During the show I meet Uzi’s three best friends and shopping buddies, who are barely drinking age and accompany him everywhere: Amir Banks, Amin Warren, and Rakamon Johnson. They tell me Uzi found his voice in fashion well before he started making music. “Shit, he always was different!” says Warren. “He was a trend-setter.” His rebellious streak was going full throttle when he attended a high school with a uniform. “He used to get his jacket taken every day,” says Banks. “We had a uniform, he never came in uniform.” Uzi says his success has helped him dial his style all the way in—and not just because he can buy and wear anything he wants. “I always had a vision for my style,” Uzi tells me as we head out of the venue. “But before, I didn’t really get it. Even when I got money, my style wasn’t all the way there yet. But with traveling the world and seeing different stuff, I get it now.”

Of course, the money has helped. Guided by the mantra “No stylist, just a wallet,” Uzi might be spending more money than Iverson did in his prime. “Style-wise, Uzi was always advanced,” says DJ Drama, who signed Uzi to Atlantic Records. “And then once his shows started increasing with the finances, it just enabled him to do even more than what he wanted to do.” And what does a trip to the store with Uzi entail? “It’s nothing less than four zeroes,” says Drama. His buddies corroborated the staggering figure. “He’s literally spending house money on clothes,” says Warren. “Every time,” adds Banks. His favorite stores are Barneys and Dover Street Market, and Drama says he has a soft spot for Goyard. “That’s all he cares about, is clothes,” says Johnson, who’s also Uzi’s designated Instagram fit-pic-taker. But, he quickly adds, it’s music over everything. “It’s crazy ’cause his clothes kind of support the music—he gets inspiration from his clothes.”

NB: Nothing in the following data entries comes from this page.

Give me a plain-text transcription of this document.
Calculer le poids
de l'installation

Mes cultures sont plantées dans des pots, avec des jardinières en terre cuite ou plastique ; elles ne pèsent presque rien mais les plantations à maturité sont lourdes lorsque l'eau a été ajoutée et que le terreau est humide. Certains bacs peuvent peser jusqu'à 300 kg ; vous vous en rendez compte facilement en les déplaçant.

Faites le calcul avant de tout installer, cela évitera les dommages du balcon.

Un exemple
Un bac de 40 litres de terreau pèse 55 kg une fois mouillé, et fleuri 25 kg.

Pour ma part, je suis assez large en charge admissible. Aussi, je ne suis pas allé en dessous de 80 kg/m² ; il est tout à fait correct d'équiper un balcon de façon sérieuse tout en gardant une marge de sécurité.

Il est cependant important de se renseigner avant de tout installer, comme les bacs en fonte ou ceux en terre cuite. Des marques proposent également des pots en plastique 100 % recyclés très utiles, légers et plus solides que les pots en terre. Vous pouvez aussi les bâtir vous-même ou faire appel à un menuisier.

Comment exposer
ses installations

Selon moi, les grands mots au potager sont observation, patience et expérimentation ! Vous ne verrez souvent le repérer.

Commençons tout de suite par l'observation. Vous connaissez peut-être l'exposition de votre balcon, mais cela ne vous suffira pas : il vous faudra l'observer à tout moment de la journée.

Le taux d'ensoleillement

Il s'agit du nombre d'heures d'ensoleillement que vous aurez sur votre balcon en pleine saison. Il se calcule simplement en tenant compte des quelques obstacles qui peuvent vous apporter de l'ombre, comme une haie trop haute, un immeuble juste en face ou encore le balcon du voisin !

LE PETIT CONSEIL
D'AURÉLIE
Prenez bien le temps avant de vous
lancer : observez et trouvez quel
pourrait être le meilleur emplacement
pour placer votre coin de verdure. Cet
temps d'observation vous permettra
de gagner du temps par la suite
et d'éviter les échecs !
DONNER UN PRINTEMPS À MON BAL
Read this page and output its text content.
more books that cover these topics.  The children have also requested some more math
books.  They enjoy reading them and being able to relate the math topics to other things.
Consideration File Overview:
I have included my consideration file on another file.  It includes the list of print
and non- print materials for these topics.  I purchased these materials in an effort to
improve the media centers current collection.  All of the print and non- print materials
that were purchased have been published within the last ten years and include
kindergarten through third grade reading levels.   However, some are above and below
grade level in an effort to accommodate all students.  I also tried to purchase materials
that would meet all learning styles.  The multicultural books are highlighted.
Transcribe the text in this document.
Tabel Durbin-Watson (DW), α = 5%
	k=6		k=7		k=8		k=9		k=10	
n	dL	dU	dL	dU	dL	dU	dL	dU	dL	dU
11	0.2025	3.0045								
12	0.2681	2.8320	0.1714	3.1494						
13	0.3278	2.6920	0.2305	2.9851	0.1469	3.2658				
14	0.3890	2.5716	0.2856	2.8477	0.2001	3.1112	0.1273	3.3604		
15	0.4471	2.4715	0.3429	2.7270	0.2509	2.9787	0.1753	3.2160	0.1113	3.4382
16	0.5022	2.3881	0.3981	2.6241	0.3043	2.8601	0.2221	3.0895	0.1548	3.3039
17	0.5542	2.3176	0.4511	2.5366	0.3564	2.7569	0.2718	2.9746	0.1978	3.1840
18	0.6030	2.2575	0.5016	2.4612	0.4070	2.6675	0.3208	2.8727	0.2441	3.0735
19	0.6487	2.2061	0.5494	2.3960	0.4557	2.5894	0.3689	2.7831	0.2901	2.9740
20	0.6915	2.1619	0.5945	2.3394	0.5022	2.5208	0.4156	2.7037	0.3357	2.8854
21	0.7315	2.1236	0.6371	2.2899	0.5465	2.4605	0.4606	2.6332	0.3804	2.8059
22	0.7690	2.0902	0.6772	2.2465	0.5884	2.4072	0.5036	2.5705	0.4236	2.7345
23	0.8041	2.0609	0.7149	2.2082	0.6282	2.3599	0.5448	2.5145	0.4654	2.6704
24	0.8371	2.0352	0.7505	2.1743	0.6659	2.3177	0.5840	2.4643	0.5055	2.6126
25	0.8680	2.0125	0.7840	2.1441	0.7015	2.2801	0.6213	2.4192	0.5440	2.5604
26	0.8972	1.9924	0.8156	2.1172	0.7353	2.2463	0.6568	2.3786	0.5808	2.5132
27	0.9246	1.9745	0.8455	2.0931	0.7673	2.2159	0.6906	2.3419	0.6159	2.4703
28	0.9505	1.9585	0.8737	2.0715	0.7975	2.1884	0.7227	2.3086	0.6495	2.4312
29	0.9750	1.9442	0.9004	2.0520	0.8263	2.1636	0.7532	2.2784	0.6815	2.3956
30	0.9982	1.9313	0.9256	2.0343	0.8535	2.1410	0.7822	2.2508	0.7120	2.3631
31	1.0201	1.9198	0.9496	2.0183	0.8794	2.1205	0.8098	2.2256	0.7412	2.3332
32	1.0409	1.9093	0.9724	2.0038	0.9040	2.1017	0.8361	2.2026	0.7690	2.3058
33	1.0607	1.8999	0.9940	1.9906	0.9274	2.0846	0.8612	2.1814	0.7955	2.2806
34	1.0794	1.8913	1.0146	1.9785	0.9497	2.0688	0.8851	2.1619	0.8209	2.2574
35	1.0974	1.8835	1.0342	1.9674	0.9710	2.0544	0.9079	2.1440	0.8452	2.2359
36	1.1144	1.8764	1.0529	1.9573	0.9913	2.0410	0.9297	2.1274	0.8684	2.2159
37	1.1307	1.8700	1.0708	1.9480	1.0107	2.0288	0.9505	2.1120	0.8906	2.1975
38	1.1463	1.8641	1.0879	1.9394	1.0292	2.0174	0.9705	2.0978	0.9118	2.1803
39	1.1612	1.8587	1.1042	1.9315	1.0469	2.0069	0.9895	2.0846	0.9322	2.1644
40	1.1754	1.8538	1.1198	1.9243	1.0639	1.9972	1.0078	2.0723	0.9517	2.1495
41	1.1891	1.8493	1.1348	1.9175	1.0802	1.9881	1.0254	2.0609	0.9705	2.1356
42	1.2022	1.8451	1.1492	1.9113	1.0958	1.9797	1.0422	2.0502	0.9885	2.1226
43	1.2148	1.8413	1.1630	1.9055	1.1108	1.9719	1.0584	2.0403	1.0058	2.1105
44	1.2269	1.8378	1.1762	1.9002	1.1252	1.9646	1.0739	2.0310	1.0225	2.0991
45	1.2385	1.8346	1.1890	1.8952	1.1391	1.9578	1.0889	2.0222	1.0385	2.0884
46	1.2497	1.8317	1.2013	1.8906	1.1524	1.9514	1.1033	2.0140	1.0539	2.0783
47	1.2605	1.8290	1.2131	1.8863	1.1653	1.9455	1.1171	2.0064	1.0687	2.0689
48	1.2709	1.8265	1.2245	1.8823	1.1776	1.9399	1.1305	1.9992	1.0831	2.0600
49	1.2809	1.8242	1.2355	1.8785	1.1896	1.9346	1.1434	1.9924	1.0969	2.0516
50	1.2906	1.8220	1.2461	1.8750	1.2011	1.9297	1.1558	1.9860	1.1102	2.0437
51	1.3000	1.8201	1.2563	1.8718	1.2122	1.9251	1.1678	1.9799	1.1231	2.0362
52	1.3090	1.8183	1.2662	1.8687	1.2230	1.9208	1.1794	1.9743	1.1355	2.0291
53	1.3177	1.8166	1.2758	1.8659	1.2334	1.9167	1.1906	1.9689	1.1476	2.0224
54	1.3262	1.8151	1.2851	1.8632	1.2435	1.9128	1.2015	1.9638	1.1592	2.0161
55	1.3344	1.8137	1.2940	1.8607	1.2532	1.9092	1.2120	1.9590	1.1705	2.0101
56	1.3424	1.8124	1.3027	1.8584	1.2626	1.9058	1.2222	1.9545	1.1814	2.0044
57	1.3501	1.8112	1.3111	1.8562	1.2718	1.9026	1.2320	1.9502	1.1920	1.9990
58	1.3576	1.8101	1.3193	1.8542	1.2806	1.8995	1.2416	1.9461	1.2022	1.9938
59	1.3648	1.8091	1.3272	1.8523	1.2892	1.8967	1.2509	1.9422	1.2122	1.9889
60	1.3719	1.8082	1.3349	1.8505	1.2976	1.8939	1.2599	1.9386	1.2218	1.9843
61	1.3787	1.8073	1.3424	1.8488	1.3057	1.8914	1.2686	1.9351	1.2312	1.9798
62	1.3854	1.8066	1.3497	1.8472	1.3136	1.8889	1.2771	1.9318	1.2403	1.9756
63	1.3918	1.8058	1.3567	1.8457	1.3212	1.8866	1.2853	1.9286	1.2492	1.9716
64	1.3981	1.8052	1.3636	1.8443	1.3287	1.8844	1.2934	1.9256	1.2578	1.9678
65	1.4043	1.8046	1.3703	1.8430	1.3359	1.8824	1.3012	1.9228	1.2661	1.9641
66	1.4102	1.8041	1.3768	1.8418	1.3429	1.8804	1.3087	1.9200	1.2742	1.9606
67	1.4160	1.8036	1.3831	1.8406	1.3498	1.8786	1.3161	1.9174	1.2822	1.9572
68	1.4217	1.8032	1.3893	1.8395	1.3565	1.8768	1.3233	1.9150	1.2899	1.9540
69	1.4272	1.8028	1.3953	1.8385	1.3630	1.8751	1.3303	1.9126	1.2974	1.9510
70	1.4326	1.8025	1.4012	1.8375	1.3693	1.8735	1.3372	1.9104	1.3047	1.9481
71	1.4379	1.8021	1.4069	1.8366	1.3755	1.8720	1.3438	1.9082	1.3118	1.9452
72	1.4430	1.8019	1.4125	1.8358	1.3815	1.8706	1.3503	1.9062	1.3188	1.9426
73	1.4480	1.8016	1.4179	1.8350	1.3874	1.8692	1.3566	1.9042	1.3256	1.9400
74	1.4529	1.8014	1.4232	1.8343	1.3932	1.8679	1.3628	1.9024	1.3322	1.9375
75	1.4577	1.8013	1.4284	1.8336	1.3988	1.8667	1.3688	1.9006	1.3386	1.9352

When I ask Uzi how he would sum up his personal style, he takes a long moment and looks down. “Dressed in the dark,” he says, and with that he turns away to pose for a few more photos and hop in his waiting van. It’s easy to write Uzi’s style off as a joke, as many did when he wore an Avril Lavigne–approved off-the-shoulder striped top (by Faith Connexion) last year. But like his music, it’s all about turning the rulebook on its head, and it’s real as can be. For now, Uzi’s parade of fits on Instagram has been put on hold. One of his last, posted just after the Texas show, includes a caption from Warren: “Uzi is currently working on the best music in his and your life so he does not have a phone New Music soon... he will be back in a few weeks Maybe he says.” Since then a series of bizarre posts—allegedly, though almost certainly not, from people who found his password written in the bathroom of a massage parlor/brothel—has dominated his feed. It’s a particularly trollish promotional stunt, even for Uzi. But he’ll show up eventually. At least we hope he will. His fans are waiting.